Eventually, Josiah was terrified of her and would leap into my arms for safety every time she even so much as glanced at him. (After she didn't listen to him while he wagged his finger saying, "No no no! I don't like that! Be nice.")

My optimism slowly faded.

"Maybe she's trying to play with you?
"Basketball? She's definitely trying to play basketball?
"Football?"
"Krav Maga?"
"How about you go grab the other ball?"
"How about the other other ball?"
"Let's just play in this corner."
"Ok. Let's just play in that corner."
"Tell her, 'No pushing please!'"
"Forget the please, forget the please, just say NO!"
"Son, sometimes bad things happen to good people..."
"With great power comes great responsibility."
"Yep, she's just the spawn of satan, I mean, a #3."

Eventually, eventually! her father comes over to check on how things are going. Oh, so the devil does wear hawaiian shirts and white socks with Birkenstocks. As he scans the aftermath of her bouncy house reign of terror, "Having fun, princess?" He looks at the battered children emerging from their hiding places, and I swear he says, "Looks like things are getting rough in there! Keep having funnnnnn!" Then...he...disappears. Before I can say, "Princess? C'mon, you mean, Sith Lord Darth Revan, right?" *mic drop*

He has vanished. Presumably back to his Iron Throne, while the battlefield action on air resumes.

Right on cue, the heavens part and a #1 floats over to the group of cowering two year olds. Extending a tie dyed rubber ball peacefully to my son, she says, "Here you go! Can you try and catch it?"

Our savior has arrived, wearing a Hello Kitty shirt nonetheless.

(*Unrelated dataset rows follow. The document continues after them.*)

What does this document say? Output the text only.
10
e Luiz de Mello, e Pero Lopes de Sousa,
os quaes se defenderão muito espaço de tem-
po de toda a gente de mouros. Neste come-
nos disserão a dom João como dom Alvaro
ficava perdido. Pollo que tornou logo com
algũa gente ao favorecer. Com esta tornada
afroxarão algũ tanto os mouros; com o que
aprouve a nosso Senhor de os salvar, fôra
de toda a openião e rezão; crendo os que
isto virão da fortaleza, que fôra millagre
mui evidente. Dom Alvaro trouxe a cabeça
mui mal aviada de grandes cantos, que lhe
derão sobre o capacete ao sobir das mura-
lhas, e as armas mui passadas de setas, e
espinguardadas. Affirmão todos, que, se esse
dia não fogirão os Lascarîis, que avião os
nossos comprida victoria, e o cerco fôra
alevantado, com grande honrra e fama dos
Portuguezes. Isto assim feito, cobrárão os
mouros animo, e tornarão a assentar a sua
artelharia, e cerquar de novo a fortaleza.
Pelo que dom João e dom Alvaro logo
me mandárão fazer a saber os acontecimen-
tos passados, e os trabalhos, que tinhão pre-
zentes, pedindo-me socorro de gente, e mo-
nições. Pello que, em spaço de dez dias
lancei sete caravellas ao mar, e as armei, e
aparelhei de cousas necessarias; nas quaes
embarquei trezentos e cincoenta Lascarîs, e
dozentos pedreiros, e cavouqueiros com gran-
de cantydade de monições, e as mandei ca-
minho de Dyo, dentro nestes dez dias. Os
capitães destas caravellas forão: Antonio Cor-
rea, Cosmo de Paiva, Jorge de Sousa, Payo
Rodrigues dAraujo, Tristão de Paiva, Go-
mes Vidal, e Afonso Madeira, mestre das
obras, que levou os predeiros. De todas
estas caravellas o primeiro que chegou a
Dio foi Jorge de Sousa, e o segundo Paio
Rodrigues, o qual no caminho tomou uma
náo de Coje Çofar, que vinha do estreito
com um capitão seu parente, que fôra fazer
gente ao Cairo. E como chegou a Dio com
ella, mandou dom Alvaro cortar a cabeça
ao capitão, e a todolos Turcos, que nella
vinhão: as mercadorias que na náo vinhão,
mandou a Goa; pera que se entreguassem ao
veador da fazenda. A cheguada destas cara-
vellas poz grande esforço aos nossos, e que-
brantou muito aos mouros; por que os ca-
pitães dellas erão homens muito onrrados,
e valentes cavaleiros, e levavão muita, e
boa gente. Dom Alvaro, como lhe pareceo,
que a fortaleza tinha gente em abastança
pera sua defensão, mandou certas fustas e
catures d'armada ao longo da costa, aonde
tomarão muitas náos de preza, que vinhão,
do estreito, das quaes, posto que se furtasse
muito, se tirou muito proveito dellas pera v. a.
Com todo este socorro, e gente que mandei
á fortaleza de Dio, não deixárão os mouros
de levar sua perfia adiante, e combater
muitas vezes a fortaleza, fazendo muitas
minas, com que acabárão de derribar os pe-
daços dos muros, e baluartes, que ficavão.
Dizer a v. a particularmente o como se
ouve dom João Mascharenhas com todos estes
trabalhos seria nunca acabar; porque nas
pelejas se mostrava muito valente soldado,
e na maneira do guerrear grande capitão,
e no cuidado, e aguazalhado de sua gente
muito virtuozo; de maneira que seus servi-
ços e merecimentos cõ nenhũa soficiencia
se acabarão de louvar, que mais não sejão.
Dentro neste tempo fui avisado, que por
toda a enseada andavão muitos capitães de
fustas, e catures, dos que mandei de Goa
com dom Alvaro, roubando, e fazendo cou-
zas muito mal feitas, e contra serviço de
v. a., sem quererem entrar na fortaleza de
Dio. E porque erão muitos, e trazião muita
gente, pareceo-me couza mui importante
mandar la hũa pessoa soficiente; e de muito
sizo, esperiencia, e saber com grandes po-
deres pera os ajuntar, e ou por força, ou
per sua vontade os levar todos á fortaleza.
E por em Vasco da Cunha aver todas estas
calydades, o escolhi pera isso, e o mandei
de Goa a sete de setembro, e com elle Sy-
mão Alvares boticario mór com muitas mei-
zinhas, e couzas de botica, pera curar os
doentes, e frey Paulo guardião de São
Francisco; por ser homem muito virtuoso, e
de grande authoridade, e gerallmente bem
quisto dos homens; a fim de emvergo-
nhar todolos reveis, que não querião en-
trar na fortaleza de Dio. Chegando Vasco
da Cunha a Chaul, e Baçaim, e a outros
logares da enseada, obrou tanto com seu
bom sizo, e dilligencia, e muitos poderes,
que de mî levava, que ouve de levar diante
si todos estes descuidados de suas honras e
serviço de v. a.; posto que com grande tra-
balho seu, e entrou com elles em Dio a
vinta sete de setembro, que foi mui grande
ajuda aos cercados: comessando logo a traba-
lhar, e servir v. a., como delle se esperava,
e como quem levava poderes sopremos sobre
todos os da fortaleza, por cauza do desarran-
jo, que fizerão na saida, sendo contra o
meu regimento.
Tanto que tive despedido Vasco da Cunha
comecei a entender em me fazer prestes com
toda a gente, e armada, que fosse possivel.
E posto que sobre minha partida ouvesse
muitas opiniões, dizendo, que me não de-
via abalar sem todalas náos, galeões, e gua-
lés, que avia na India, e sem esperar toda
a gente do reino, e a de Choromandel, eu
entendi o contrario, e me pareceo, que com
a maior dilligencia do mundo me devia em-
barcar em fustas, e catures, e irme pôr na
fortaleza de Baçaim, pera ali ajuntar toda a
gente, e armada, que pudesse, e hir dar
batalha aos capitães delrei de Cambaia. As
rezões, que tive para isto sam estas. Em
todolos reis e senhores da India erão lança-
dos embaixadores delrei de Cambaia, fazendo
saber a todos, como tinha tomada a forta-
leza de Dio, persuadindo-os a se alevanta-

All is well in Playground Kingdom once more.
Until, tomorrow.


xoxo

{Bon Bon}












7 comments:

Rhiannon Lorenzo said...

great post! thanks for sharing!


www.modernsuburbanites.blogspot.com

Jenna S said...

your posts always have me laughing! Loved this. Thanks!

Emily said...

you tell it like it is sister! How hard it is to not go all mommy on those bullys! Never fails there will also be a 12 year old playing on a playground made for 3 year olds

Naomi Peffer said...

Oh Man Bon! This was cracking me up. Love it!
And yep, we are still in need of a double date!

Patterned Love

Naomi Peffer said...
This comment has been removed by the author.
Jessica Marcum said...

Oh my gosh this is hilarious and SPOT ON!

Peter Iliyn said...

Bonnie, what a great post! You NEED to submit this to a parenting magazine and I'm certain it will be published! You are a wonderful Mother and writer. Loved this post!